Solok – Di tengah kemacetan parah di jalan nasional Solok–Padang yang berubah menjadi lautan kendaraan dan asap knalpot, muncul pemandangan tak biasa: Bupati Solok, Jon Firman Pandu, melepas kenyamanan mobil dinas dan memilih melaju dengan sepeda motor. Keputusan ini bukan aksi simbolis semata, melainkan tekad nyata untuk memastikan percepatan rekonstruksi pascabencana tidak tertunda barang satu menit.
Aksi tersebut terjadi pada Senin (8/12/2025) siang, saat jalur utama Solok–Padang lumpuh akibat volume kendaraan yang membludak. Di tengah situasi itu, Bupati Jon melompat ke atas motor, mengenakan helm sederhana, dan dengan pendampingnya menyusuri jalan sempit di antara truk dan bus besar menuju Balai Penataan Bangunan, Prasarana, dan Kawasan Sumatera Barat.
“Saya tidak bisa hanya menunggu laporan. Harus datang langsung dan memastikan semuanya berjalan,” ujar Bupati Jon di tengah pertemuan intens tersebut.

Pertemuan itu pun membuahkan hasil penting. Usulan rehabilitasi dua kawasan terdampak bencana di Solok, yaitu Junjung Sirih dan X Koto Singkarak, disetujui dengan total anggaran mencapai Rp82 miliar. Dana tersebut akan digunakan untuk percepatan pembangunan ulang infrastruktur dan fasilitas umum, yang sangat dinantikan oleh ribuan warga terdampak.

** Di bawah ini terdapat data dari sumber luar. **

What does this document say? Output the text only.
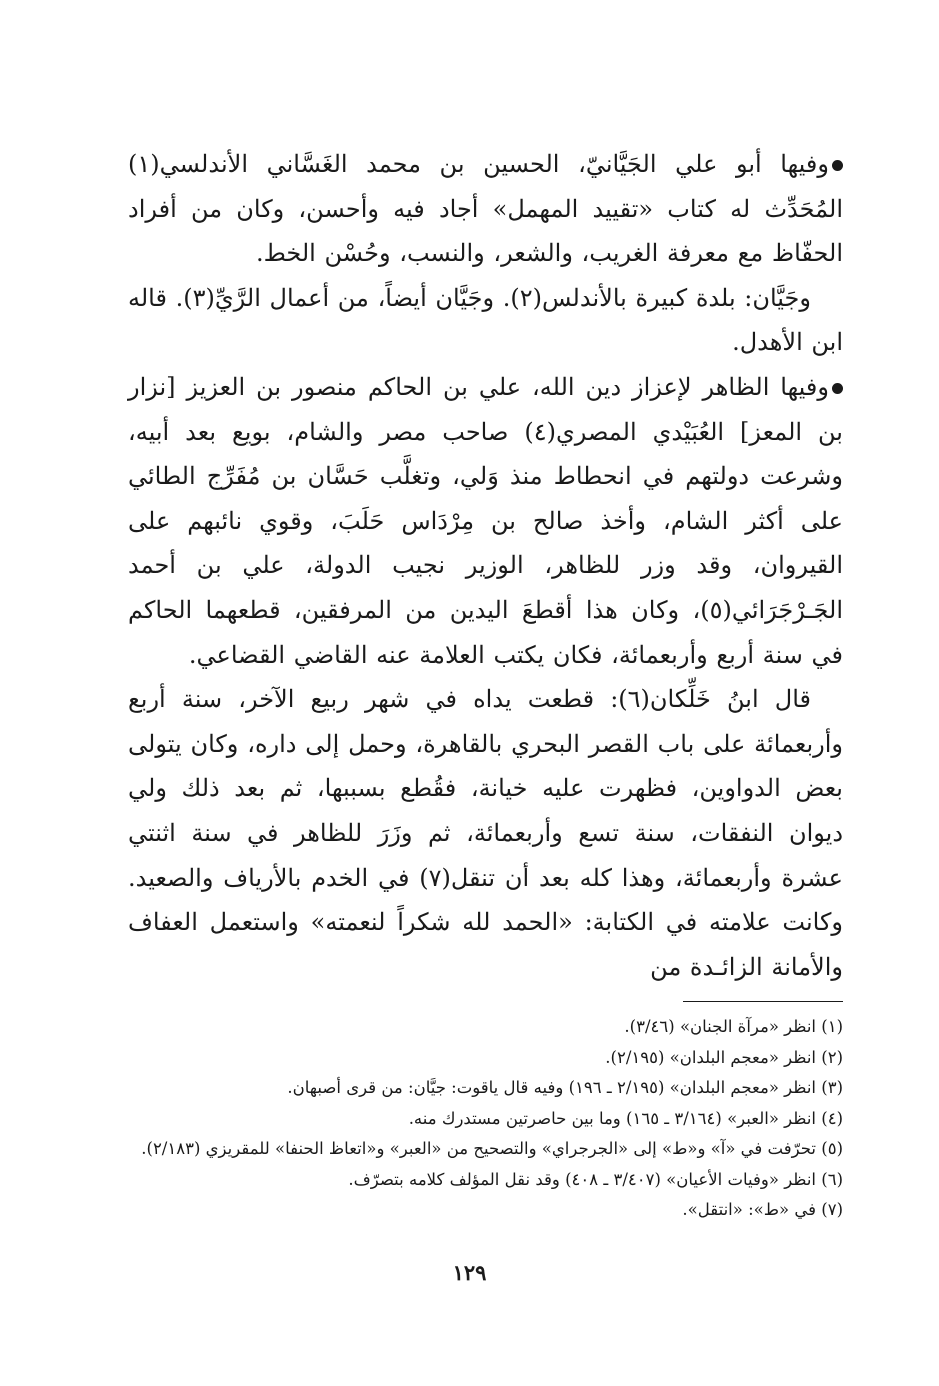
وفيها أبو علي الجَيَّانيّ، الحسين بن محمد الغَسَّاني الأندلسي(١) المُحَدِّث له كتاب «تقييد المهمل» أجاد فيه وأحسن، وكان من أفراد الحفّاظ مع معرفة الغريب، والشعر، والنسب، وحُسْن الخط.

وجَيَّان: بلدة كبيرة بالأندلس(٢). وجَيَّان أيضاً، من أعمال الرَّيِّ(٣). قاله ابن الأهدل.

وفيها الظاهر لإعزاز دين الله، علي بن الحاكم منصور بن العزيز [نزار بن المعز] العُبَيْدي المصري(٤) صاحب مصر والشام، بويع بعد أبيه، وشرعت دولتهم في انحطاط منذ وَلي، وتغلَّب حَسَّان بن مُفَرِّج الطائي على أكثر الشام، وأخذ صالح بن مِرْدَاس حَلَبَ، وقوي نائبهم على القيروان، وقد وزر للظاهر، الوزير نجيب الدولة، علي بن أحمد الجَـرْجَرَائي(٥)، وكان هذا أقطعَ اليدين من المرفقين، قطعهما الحاكم في سنة أربع وأربعمائة، فكان يكتب العلامة عنه القاضي القضاعي.

قال ابنُ خَلِّكان(٦): قطعت يداه في شهر ربيع الآخر، سنة أربع وأربعمائة على باب القصر البحري بالقاهرة، وحمل إلى داره، وكان يتولى بعض الدواوين، فظهرت عليه خيانة، فقُطع بسببها، ثم بعد ذلك ولي ديوان النفقات، سنة تسع وأربعمائة، ثم وزَرَ للظاهر في سنة اثنتي عشرة وأربعمائة، وهذا كله بعد أن تنقل(٧) في الخدم بالأرياف والصعيد. وكانت علامته في الكتابة: «الحمد لله شكراً لنعمته» واستعمل العفاف والأمانة الزائـدة من

(١) انظر «مرآة الجنان» (٣/٤٦).

(٢) انظر «معجم البلدان» (٢/١٩٥).

(٣) انظر «معجم البلدان» (٢/١٩٥ ـ ١٩٦) وفيه قال ياقوت: جيَّان: من قرى أصبهان.

(٤) انظر «العبر» (٣/١٦٤ ـ ١٦٥) وما بين حاصرتين مستدرك منه.

(٥) تحرّفت في «آ» و«ط» إلى «الجرجراي» والتصحيح من «العبر» و«اتعاظ الحنفا» للمقريزي (٢/١٨٣).

(٦) انظر «وفيات الأعيان» (٣/٤٠٧ ـ ٤٠٨) وقد نقل المؤلف كلامه بتصرّف.

(٧) في «ط»: «انتقل».

١٢٩
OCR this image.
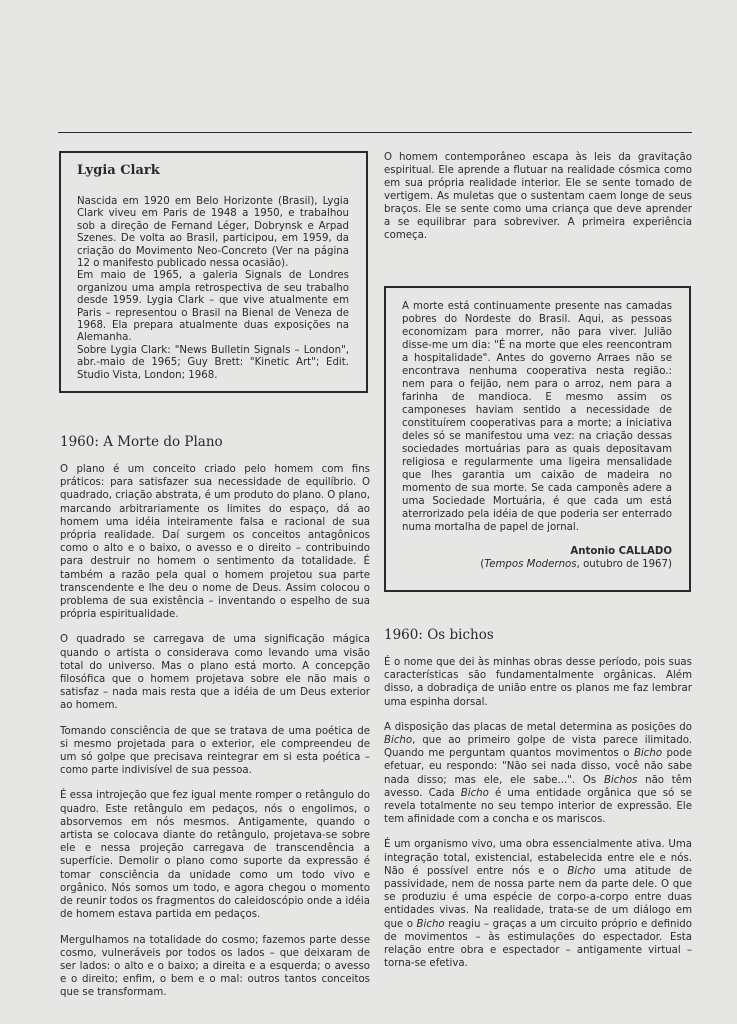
Lygia Clark

Nascida em 1920 em Belo Horizonte (Brasil), Lygia Clark viveu em Paris de 1948 a 1950, e trabalhou sob a direção de Fernand Léger, Dobrynsk e Arpad Szenes. De volta ao Brasil, participou, em 1959, da criação do Movimento Neo-Concreto (Ver na página 12 o manifesto publicado nessa ocasião).

Em maio de 1965, a galeria Signals de Londres organizou uma ampla retrospectiva de seu trabalho desde 1959. Lygia Clark – que vive atualmente em Paris – representou o Brasil na Bienal de Veneza de 1968. Ela prepara atualmente duas exposições na Alemanha.

Sobre Lygia Clark: "News Bulletin Signals – London", abr.-maio de 1965; Guy Brett: "Kinetic Art"; Edit. Studio Vista, London; 1968.

O homem contemporâneo escapa às leis da gravitação espiritual. Ele aprende a flutuar na realidade cósmica como em sua própria realidade interior. Ele se sente tomado de vertigem. As muletas que o sustentam caem longe de seus braços. Ele se sente como uma criança que deve aprender a se equilibrar para sobreviver. A primeira experiência começa.

A morte está continuamente presente nas camadas pobres do Nordeste do Brasil. Aqui, as pessoas economizam para morrer, não para viver. Julião disse-me um dia: "É na morte que eles reencontram a hospitalidade". Antes do governo Arraes não se encontrava nenhuma cooperativa nesta região.: nem para o feijão, nem para o arroz, nem para a farinha de mandioca. E mesmo assim os camponeses haviam sentido a necessidade de constituírem cooperativas para a morte; a iniciativa deles só se manifestou uma vez: na criação dessas sociedades mortuárias para as quais depositavam religiosa e regularmente uma ligeira mensalidade que lhes garantia um caixão de madeira no momento de sua morte. Se cada camponês adere a uma Sociedade Mortuária, é que cada um está aterrorizado pela idéia de que poderia ser enterrado numa mortalha de papel de jornal.

Antonio CALLADO
(Tempos Modernos, outubro de 1967)
1960: A Morte do Plano

O plano é um conceito criado pelo homem com fins práticos: para satisfazer sua necessidade de equilíbrio. O quadrado, criação abstrata, é um produto do plano. O plano, marcando arbitrariamente os limites do espaço, dá ao homem uma idéia inteiramente falsa e racional de sua própria realidade. Daí surgem os conceitos antagônicos como o alto e o baixo, o avesso e o direito – contribuindo para destruir no homem o sentimento da totalidade. É também a razão pela qual o homem projetou sua parte transcendente e lhe deu o nome de Deus. Assim colocou o problema de sua existência – inventando o espelho de sua própria espiritualidade.

O quadrado se carregava de uma significação mágica quando o artista o considerava como levando uma visão total do universo. Mas o plano está morto. A concepção filosófica que o homem projetava sobre ele não mais o satisfaz – nada mais resta que a idéia de um Deus exterior ao homem.

Tomando consciência de que se tratava de uma poética de si mesmo projetada para o exterior, ele compreendeu de um só golpe que precisava reintegrar em si esta poética – como parte indivisível de sua pessoa.

É essa introjeção que fez igual mente romper o retângulo do quadro. Este retângulo em pedaços, nós o engolimos, o absorvemos em nós mesmos. Antigamente, quando o artista se colocava diante do retângulo, projetava-se sobre ele e nessa projeção carregava de transcendência a superfície. Demolir o plano como suporte da expressão é tomar consciência da unidade como um todo vivo e orgânico. Nós somos um todo, e agora chegou o momento de reunir todos os fragmentos do caleidoscópio onde a idéia de homem estava partida em pedaços.

Mergulhamos na totalidade do cosmo; fazemos parte desse cosmo, vulneráveis por todos os lados – que deixaram de ser lados: o alto e o baixo; a direita e a esquerda; o avesso e o direito; enfim, o bem e o mal: outros tantos conceitos que se transformam.

1960: Os bichos

É o nome que dei às minhas obras desse período, pois suas características são fundamentalmente orgânicas. Além disso, a dobradiça de união entre os planos me faz lembrar uma espinha dorsal.

A disposição das placas de metal determina as posições do Bicho, que ao primeiro golpe de vista parece ilimitado. Quando me perguntam quantos movimentos o Bicho pode efetuar, eu respondo: "Não sei nada disso, você não sabe nada disso; mas ele, ele sabe...". Os Bichos não têm avesso. Cada Bicho é uma entidade orgânica que só se revela totalmente no seu tempo interior de expressão. Ele tem afinidade com a concha e os mariscos.

É um organismo vivo, uma obra essencialmente ativa. Uma integração total, existencial, estabelecida entre ele e nós. Não é possível entre nós e o Bicho uma atitude de passividade, nem de nossa parte nem da parte dele. O que se produziu é uma espécie de corpo-a-corpo entre duas entidades vivas. Na realidade, trata-se de um diálogo em que o Bicho reagiu – graças a um circuito próprio e definido de movimentos – às estimulações do espectador. Esta relação entre obra e espectador – antigamente virtual – torna-se efetiva.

Kurniati Tipasatrio, salah satu pejabat yang mendampingi Bupati, menyatakan, “InsyaAllah, kami akan terus mengawal proses ini demi masyarakat Solok.”
Langkah Bupati Jon tidak hanya mencuri perhatian warga, tetapi juga menegaskan filosofi kepemimpinan yang hadir, melihat, dan bertindak. Di tengah hiruk-pikuk jalanan, keberanian menembus kemacetan menjadi simbol bahwa pemulihan pascabencana bukan sekadar program kerja, melainkan bentuk nyata dari kepedulian yang dikawal langsung oleh kepala daerah.
Ketika masyarakat Solok masih berjuang bangkit dari dampak bencana, kepemimpinan seperti inilah yang menjadi suntikan semangat. Sehari yang melelahkan, namun penuh makna, menyampaikan satu pesan kuat: pemimpin sejati adalah mereka yang tak ragu mengambil langkah pertama, bahkan jika harus mengendarai motor melawan arus kemacetan, demi memastikan harapan warganya tetap hidup.